13 Giugno 2020
D - la Repubblica

Jia Tolentino: perché lo specchio dei social sta danneggiandoci

di Laura Piccinini


Jia Tolentino è bionda e filippina, cioè asian-american figlia di immigrati a Houston, ha trentun anni, è la più giovane reporter voluta e assunta nello staff dell’autorevole New Yorker, già segnalata dalle liste under 30 dei magazine preposti alla Forbes. Ha scritto un libro subito best-seller, definito “fondamentale guida al presente”. Seguitissima sui social in qualità di “influencer culturale”. Un nuovo tipo di star, la versione intellettuale dei dispensatori di marchi e stili di vita con relativi prodotti e cose da consumare. A differenza di loro, lei non vuole venderti niente, anzi, semmai invita a “riflettere” bene prima di credere a tutto quello che vedi, e il termine non è casuale. […]

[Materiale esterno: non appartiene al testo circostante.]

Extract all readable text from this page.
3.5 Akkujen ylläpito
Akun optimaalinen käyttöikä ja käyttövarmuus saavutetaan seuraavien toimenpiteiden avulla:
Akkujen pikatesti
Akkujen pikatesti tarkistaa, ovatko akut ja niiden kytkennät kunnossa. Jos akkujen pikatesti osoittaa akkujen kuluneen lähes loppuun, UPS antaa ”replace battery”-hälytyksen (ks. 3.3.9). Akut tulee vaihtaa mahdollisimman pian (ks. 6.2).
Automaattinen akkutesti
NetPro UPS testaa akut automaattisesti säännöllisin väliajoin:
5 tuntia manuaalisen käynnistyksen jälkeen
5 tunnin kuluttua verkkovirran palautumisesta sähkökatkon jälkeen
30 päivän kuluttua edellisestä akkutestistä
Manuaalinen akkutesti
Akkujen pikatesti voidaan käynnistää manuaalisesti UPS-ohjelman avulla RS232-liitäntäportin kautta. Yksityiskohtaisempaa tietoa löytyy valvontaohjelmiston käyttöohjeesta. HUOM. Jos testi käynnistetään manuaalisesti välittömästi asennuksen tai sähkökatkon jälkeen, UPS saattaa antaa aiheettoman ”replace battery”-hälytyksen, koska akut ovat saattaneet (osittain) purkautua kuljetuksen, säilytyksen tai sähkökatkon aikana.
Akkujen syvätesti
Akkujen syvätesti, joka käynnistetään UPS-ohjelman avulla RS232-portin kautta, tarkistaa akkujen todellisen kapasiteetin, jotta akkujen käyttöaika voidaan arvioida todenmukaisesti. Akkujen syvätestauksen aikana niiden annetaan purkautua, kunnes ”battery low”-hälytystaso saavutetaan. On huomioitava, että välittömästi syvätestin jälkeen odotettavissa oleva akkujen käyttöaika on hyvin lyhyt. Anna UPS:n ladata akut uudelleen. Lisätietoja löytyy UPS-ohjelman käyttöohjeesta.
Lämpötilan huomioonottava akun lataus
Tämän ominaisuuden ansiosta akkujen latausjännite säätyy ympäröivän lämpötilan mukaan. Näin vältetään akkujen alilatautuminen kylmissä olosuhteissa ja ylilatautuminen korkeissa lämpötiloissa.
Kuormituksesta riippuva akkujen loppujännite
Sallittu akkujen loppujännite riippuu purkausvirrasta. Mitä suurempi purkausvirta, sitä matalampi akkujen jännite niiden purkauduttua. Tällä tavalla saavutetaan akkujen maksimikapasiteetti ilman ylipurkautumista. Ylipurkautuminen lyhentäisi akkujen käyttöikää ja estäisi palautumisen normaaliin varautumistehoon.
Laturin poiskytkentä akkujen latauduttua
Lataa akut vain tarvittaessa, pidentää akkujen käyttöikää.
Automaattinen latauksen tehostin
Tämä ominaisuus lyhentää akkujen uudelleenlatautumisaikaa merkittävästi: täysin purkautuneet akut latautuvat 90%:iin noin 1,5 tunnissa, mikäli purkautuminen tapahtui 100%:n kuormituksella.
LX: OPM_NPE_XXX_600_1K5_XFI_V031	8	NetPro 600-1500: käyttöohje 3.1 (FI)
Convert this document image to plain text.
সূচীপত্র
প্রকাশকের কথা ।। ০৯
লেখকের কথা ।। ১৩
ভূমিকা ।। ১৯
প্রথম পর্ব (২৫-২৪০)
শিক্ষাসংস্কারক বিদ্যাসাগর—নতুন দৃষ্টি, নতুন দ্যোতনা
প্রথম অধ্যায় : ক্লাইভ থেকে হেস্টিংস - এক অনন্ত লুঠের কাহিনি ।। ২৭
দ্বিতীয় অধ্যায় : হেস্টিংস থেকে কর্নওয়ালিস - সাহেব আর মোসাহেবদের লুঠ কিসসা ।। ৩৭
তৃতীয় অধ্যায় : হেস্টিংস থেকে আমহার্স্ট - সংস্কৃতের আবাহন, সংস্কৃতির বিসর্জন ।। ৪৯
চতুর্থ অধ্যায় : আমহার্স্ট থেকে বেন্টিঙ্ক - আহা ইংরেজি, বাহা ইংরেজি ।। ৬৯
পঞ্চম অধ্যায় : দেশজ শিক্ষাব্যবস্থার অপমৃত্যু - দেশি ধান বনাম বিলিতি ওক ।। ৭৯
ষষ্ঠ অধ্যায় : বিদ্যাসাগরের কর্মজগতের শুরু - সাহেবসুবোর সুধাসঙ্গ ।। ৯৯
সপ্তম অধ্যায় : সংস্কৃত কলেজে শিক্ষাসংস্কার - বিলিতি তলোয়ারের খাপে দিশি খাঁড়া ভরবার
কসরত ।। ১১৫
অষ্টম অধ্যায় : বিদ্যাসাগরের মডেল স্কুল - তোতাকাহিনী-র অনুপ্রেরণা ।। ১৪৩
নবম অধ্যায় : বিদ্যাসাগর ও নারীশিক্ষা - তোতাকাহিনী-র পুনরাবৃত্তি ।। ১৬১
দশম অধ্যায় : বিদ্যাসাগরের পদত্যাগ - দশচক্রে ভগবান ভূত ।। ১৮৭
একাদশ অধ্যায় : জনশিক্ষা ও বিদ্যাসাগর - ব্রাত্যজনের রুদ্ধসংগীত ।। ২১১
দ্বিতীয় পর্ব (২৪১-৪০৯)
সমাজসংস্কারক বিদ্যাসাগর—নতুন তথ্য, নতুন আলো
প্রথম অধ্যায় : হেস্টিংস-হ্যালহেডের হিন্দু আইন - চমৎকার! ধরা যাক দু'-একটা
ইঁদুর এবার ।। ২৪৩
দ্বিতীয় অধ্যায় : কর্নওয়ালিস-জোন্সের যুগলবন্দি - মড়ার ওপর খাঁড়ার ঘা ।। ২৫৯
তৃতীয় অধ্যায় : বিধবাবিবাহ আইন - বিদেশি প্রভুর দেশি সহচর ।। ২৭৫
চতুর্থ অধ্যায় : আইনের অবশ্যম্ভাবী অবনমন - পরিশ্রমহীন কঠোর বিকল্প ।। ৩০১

Una generazione allo specchio, recita il titolo del suo volume, Trick Mirror. Le illusioni in cui crediamo e quelle che ci raccontiamo (in uscita qui il 29 giugno per NR Edizioni). E il posto in cui si vede meglio come funziona lo scherzo dello specchio, l’abbaglio, spiega lei, «sono i social media, dove spesso gli individui pensano di star guardando il mondo, ma vedono solo se stessi riflessi, le proiezioni che hanno e quelle che gli rimanda la rete, che con i loro “data” li insegue e sa cosa vogliono vedere». Il trucco dello specchio è diventata una specie di formula, come un algoritmo che sta dietro a tutto quello che succede oggi. «Così ci ritroviamo una giovane popolazione fondata sulla truffa come etica generazionale. In un capitolo elenca le maggiori 7 scams, truffe, e loro derivate, legate alle promesse della new economy, dagli organizzatori di festival fantasma ai fondatori seriali di compagnie che falliscono (loro le chiudono e reinvestono, e gli ex dipendenti imparino come si diventa leader) […]».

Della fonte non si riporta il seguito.